Vitamin D had a huge amount of attention during the pandemic, due to its alleged covid-fighting properties. Hype aside, it really is fantastic if you’re looking to optimise your immune system. Our guide gives you all the facts you need to get the most benefit from your supplement.
What does Vitamin D do?
Technically Vitamin D is a hormone and not a vitamin. We make it from cholesterol when we expose our skin to the UV light from the sun. Numerous studies continue to discover the benefits of having a good level of Vitamin D in our bodies. It plays a role not just in Calcium Metabolism and Bone Health, but in our Immunity, Cancer Prevention and Brain Health.
Should I take Vitamin D?
Vitamin D deficiency is associated with Rickets, Osteomalacia (softening of the bones) and in severe cases, increased Morbidity. Because there’s not enough ultraviolet radiation in the winter to support our bodies in the production of Vitamin D, most people who live north of the equator would benefit from taking supplements between October and March.
You might also be low in this Vitamin if you:
- Always use sunscreen
- Spend very little time outside
- Take statins
- Have darker skin pigmentation
- Have limited physical activity
- Have low fish and dairy consumption
- Your BMI is high
- Catch every cold going
- Have low mood
- Sleep badly
- Suffer from diarrhoea
- Suffer from nervousness
- Experience muscle twitching
How much Vitamin D will help my body?
There is debate over the optimal level: it will depend on the reason you are taking it in the first place. Doses can be given in IU (international units) or mcg. 25mcg is equivalent to 1000IU.
Supplements range in amounts from 400IU/day to a safe upper limit of 4,000IU/day. Some studies suggest that the amount taken should be tripled with obesity. And in the case of chronic disease, a short term dose of 10,000IU/day might be most effective.

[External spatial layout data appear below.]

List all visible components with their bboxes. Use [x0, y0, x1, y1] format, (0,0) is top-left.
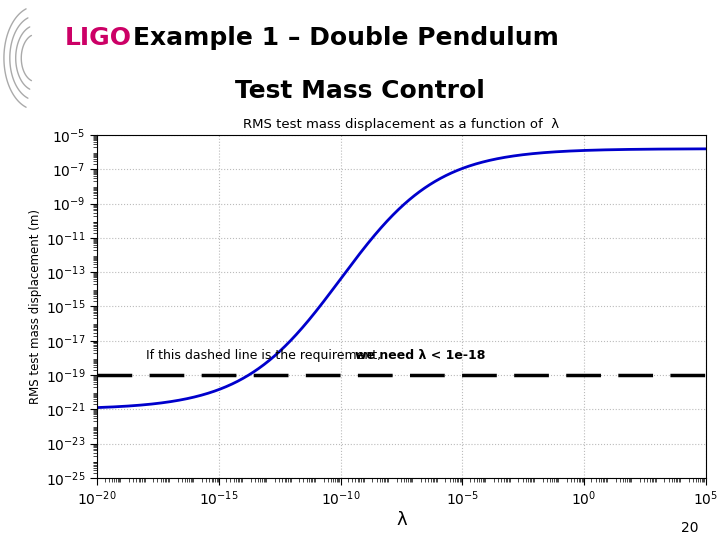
- Text: Test Mass Control: Test Mass Control: [235, 79, 485, 103]
- Y-axis label: RMS test mass displacement (m): RMS test mass displacement (m): [29, 209, 42, 404]
- Title: RMS test mass displacement as a function of  λ: RMS test mass displacement as a function…: [243, 118, 559, 131]
- X-axis label: λ: λ: [396, 511, 407, 529]
- Text: 20: 20: [681, 521, 698, 535]
- Text: If this dashed line is the requirement,: If this dashed line is the requirement,: [146, 349, 385, 362]
- Text: Example 1 – Double Pendulum: Example 1 – Double Pendulum: [133, 25, 559, 50]
- Text: LIGO: LIGO: [65, 25, 132, 50]
- Text: we need λ < 1e-18: we need λ < 1e-18: [355, 349, 485, 362]
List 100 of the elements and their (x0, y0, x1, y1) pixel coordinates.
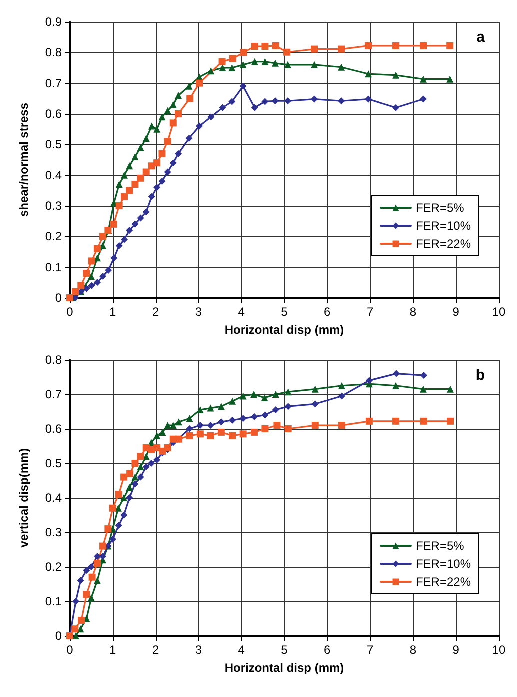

But do proceed with caution. You should get tested before you start to supplement: hypercalcemia (too much calcium in the blood) and renal failure has been found to come from taking 50,000IU/day.
How should I take Vitamin D?
Most multivitamins contain around 10mcg (400IU), which is often not enough to meet the body’s requirements. You can take an additional supplement as a tablet or spray, whichever works best for you. Vitamin D is fat soluble so you should take it with food for the optimal absorption.
Which food can I find Vitamin D in?
Your body really needs ultraviolet radiation to make Vitamin D. However, there are small amounts in some foods. These include:
- Trout
- A tablespoon of cod liver oil
- Salmon
- Mushrooms that have been grown outdoors and so exposed to UV light
Disclaimer: This information is not intended to diagnose, treat or cure any condition. If you have a medical condition, are pregnant, or take any form of medication, consult a trained professional or doctor before taking supplements.